This 34-year-old woman presents after a motor vehicle accident. She has right shoulder pain radiating down her arm with numbness and tingling in her fingers.
- Take a look at image 1, an axial proton-density fat-suppressed water-weighted sequence. What do you notice about the posterior labrum highlighted by the orange arrow?
- What do you think of the pink arrows and what might they represent in this patient with an obvious posterior dislocation?
- On image 2, to what sign is the green arrow pointing?
- What about the yellow arrow?
- Putting it all together, given the history of tingling and numbness in the fingers, what should you do next clinically and radiographically?

Axial T2

Coronal T1
- The orange arrow indicates the posterior labrum is normal.
- The pink arrows point to a ruptured capsule and separated periosteum.
- The green arrow shows a reversed Hill-Sachs fracture.

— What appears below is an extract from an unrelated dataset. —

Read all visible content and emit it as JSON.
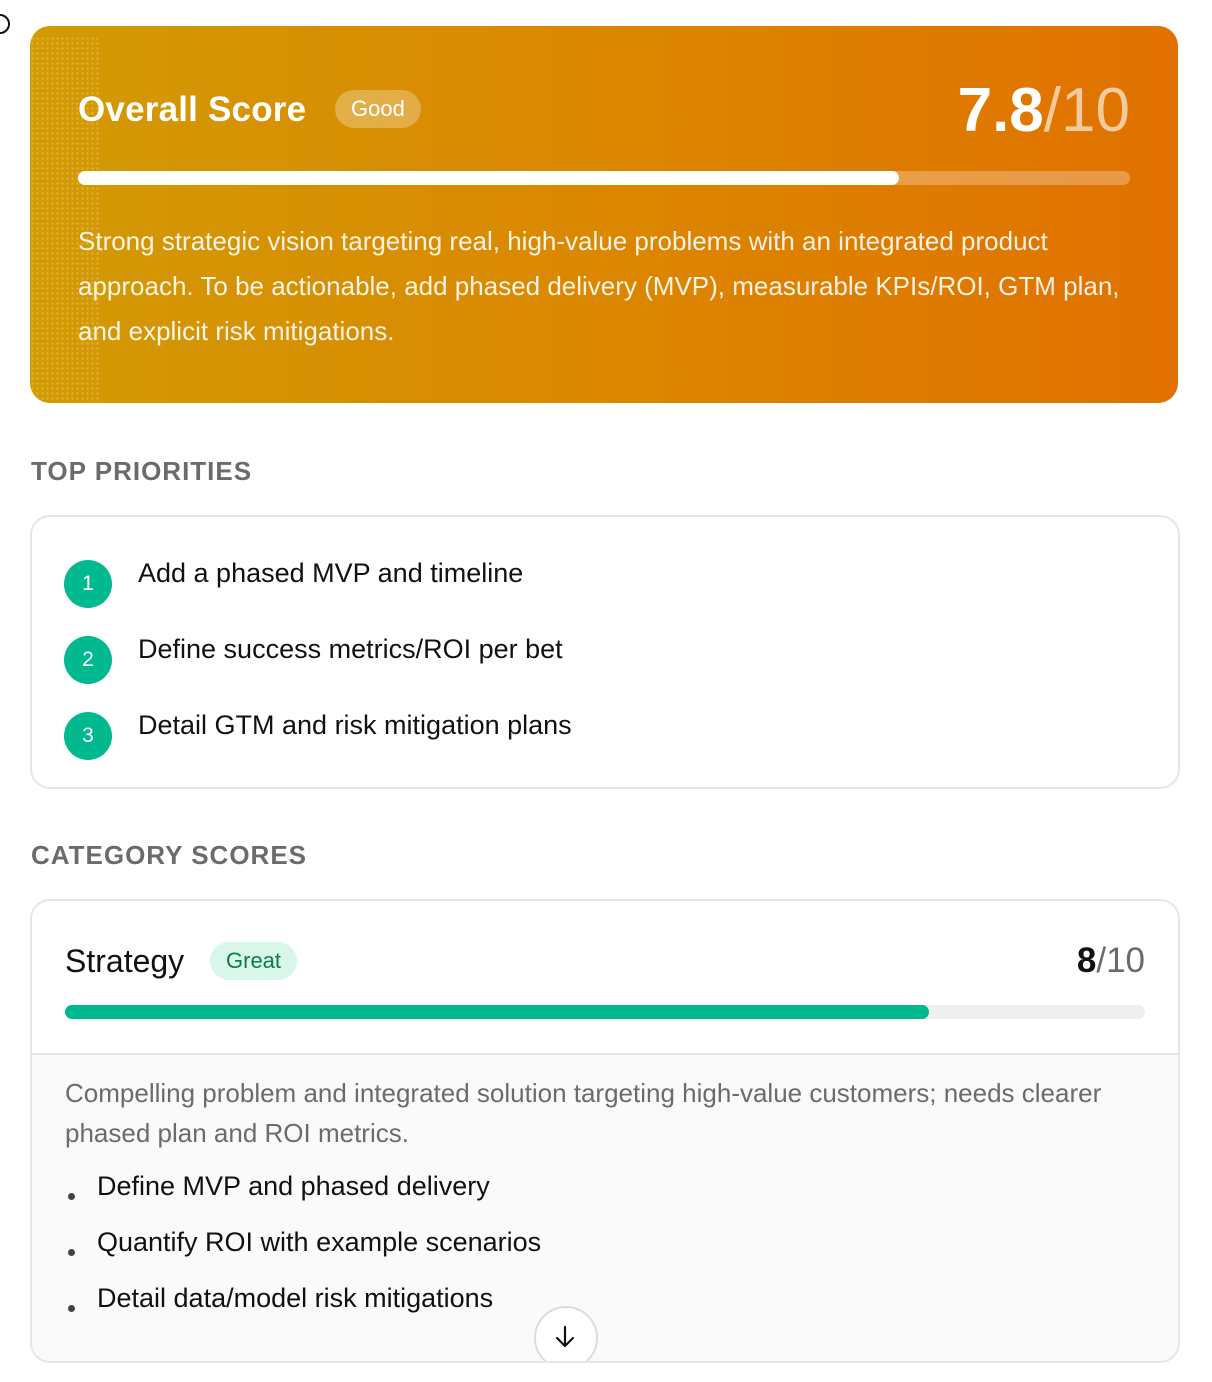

- The yellow arrow indicates the quadrilateral space. Its boundary is formed by the long head of the triceps and the humerus medially and laterally and the teres minor and major superiorly and inferiorly. Within it courses the axillary nerve branches along with a posterior circumflex humeral artery. While there is swelling in this region making the structures ill-defined, this would not explain the patient’s tingling and numbness in the fingers.
- Clinically, you should try to establish which nerves are involved by examining the patient’s reflexes and specific dermatome. Radiographically, a search of the brachial plexus from the axilla back to the cervical spine to search for a traction injury of such would be of critical importance.